I have since acquired dwarf purples, dwarf whites, dwarf greys and spanish oranges. I am in the process of redoing the banded intermedius viv and will be adding dwarf purples and my native grays. The purples to add a smaller isopod they can eat for longer of their life cycle, while getting the cleaning benefits of the larger gray isopods I have cultured.

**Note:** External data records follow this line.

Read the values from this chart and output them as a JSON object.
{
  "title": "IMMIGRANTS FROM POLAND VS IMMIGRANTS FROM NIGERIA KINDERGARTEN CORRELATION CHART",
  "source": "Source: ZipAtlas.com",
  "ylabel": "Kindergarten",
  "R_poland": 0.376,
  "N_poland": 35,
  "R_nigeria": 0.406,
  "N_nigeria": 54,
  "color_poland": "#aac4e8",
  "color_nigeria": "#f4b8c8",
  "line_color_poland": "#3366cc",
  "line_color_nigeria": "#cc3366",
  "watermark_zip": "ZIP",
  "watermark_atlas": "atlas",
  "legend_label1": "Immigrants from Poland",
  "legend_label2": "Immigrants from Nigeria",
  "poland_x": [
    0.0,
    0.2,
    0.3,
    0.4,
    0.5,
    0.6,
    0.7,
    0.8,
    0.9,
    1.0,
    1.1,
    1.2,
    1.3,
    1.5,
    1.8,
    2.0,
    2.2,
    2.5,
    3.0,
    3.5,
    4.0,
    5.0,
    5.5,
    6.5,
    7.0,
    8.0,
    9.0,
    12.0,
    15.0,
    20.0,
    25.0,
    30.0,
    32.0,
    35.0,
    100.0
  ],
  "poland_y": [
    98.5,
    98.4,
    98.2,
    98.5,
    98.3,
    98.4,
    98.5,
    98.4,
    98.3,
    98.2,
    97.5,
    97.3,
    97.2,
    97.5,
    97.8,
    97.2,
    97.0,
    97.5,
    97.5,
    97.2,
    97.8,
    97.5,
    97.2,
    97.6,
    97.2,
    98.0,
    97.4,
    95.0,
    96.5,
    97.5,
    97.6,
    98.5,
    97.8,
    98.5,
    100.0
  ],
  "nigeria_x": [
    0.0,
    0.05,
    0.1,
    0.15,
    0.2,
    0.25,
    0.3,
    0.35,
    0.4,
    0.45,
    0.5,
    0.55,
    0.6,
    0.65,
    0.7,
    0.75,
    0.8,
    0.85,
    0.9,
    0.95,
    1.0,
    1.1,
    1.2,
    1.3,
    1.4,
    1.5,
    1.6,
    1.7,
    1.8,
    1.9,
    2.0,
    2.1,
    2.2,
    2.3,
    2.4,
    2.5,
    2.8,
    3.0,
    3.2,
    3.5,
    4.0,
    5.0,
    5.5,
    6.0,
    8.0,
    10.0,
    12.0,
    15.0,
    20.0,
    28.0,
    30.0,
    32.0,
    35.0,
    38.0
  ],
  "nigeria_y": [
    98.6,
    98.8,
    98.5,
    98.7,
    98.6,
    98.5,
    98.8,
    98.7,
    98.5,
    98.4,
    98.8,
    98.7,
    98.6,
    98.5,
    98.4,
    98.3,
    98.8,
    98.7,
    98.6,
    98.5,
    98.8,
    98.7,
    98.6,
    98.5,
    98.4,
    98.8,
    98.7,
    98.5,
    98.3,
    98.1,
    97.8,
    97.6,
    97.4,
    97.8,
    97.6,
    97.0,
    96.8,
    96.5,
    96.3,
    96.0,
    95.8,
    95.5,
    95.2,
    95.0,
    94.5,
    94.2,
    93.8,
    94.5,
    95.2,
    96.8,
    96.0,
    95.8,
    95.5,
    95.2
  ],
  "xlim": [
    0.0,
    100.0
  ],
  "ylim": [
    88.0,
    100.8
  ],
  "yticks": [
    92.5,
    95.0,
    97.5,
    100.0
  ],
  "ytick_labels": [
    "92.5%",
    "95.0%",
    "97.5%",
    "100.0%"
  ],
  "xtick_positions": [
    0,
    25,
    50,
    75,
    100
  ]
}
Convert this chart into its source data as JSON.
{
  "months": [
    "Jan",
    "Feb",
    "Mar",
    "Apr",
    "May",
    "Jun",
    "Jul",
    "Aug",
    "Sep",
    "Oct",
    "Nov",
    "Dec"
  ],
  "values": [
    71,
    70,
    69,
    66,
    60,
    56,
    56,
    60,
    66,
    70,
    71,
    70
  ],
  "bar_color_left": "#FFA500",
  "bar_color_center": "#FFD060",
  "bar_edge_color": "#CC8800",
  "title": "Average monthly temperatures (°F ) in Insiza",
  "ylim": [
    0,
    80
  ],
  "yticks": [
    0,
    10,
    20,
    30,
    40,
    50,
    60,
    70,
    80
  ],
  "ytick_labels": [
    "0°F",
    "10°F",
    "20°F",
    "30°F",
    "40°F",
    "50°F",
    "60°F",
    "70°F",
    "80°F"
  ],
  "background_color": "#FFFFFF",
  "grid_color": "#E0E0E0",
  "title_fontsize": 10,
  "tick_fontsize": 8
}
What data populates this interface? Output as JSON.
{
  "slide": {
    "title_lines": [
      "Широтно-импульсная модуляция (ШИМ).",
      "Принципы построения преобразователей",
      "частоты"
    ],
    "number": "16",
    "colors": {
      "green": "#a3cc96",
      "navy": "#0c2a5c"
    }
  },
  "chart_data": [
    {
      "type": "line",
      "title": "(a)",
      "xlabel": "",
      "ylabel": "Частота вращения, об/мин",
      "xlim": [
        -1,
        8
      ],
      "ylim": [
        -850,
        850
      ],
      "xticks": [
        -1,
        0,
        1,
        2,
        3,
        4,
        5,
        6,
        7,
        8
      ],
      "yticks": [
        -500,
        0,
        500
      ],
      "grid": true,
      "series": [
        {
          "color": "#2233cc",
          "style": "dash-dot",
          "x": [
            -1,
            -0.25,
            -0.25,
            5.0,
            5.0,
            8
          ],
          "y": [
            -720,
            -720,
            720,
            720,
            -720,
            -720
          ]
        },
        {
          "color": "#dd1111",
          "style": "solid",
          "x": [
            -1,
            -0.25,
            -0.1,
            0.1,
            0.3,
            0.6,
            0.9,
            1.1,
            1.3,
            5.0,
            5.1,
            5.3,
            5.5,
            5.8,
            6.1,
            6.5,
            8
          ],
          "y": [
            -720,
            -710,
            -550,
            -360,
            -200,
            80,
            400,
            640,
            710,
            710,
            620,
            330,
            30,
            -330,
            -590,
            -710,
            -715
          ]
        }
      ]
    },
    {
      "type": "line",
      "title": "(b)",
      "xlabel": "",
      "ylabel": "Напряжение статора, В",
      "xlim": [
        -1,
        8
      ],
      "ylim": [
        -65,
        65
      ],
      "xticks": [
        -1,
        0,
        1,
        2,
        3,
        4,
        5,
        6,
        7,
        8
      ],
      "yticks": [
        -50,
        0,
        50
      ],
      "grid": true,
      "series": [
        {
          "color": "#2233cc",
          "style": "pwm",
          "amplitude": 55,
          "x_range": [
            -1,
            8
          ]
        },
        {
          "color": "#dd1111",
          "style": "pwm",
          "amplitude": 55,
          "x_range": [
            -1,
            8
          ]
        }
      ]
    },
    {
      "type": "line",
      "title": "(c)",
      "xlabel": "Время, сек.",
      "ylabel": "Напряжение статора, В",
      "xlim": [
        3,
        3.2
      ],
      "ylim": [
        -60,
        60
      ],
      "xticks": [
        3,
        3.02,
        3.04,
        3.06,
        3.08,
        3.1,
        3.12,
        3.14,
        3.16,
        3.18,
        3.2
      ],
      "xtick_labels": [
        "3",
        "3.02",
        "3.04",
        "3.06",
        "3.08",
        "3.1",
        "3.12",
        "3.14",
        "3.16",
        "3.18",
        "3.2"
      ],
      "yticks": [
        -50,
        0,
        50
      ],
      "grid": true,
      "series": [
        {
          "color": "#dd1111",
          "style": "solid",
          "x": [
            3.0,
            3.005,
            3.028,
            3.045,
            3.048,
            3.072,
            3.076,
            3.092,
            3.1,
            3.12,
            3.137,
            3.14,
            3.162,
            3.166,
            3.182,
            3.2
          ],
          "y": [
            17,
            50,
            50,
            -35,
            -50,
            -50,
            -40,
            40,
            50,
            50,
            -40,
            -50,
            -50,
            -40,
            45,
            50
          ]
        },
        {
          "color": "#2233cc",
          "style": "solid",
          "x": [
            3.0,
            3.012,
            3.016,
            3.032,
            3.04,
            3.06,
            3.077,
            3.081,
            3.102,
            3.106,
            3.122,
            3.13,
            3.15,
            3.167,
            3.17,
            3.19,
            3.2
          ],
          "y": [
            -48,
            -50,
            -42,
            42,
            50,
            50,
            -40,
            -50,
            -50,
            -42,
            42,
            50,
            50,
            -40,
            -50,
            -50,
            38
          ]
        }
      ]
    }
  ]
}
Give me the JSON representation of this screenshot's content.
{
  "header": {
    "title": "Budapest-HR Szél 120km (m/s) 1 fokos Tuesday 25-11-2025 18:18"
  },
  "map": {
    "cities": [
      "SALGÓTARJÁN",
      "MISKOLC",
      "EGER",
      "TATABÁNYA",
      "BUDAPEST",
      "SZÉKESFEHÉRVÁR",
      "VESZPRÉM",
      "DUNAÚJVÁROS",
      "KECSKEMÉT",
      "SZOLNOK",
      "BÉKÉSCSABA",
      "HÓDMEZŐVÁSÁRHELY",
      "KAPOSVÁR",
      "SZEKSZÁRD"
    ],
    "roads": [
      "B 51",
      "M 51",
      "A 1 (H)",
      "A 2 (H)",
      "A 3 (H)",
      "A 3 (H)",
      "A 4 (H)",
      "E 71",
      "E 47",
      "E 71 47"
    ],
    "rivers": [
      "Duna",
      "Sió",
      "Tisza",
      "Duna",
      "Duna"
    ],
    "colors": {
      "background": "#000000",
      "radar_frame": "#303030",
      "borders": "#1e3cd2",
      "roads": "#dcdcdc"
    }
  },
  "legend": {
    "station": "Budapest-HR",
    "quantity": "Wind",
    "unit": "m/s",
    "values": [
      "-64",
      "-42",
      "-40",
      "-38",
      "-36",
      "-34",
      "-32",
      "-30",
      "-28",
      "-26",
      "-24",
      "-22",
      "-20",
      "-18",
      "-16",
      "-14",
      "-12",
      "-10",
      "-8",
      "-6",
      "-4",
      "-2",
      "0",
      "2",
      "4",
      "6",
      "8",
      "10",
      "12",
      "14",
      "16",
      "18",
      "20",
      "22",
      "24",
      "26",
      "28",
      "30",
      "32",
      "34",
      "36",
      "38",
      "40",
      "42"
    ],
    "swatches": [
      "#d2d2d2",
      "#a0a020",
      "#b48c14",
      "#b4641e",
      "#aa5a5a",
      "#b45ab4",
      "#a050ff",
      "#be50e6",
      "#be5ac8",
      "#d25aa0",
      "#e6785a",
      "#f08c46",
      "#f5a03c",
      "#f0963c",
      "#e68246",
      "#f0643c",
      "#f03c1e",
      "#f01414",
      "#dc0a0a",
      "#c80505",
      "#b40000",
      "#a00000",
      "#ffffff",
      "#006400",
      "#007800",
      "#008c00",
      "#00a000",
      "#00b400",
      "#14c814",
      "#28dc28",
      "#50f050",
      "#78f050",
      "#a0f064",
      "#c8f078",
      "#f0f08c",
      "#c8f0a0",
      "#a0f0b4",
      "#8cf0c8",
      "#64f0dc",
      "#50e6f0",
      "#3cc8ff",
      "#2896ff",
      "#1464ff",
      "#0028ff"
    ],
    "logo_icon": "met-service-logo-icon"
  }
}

I would try and get a large culture containing at least a 100 of the smaller species for a 55 gallon, or at least 25 of a large isopod species such as giant oranges or the native large gray isopods. If you intend on seeding the tank right away. I usually culture my new feeders independent of vivariums and only a portion of the isopods are seeded, so I can keep some of my isopods in good breeding densities. Its much harder for 25 isopods to find each other in a 55 gallon, then a ziploc container.


----------



## hypostatic

If you want to use native species ("spanish oranges" are just a color morph of _Porcellio scaber_, an isopod that you are likely to find in your backyard), then you should really culture them in containers for awhile and NOT just add them into your viv because you might inadvertently also introduce some pest that might get your frogs sick, eat away at your plants, or decimate your microfauna population that you are trying to establish.


----------



## fieldnstream

I've had the best luck with dwarf whites. They are soft-bodied, stay small, and are great producers. They do a good job of keeping the tank clean (well, relatively clean), are small enough for most darts to eat even as adults, and are prolific. All-around great choice. Dwarf whites+temp springs=my go to bug arsenal for seeding every new build. As far as how many, I would put as many as you can. I usually add a producing medium ziploc culture (around 3 quarts) into new builds, so at least 100 adults, most likely many more. I use half a booming culture of springs, so thats 1000's of springs.


----------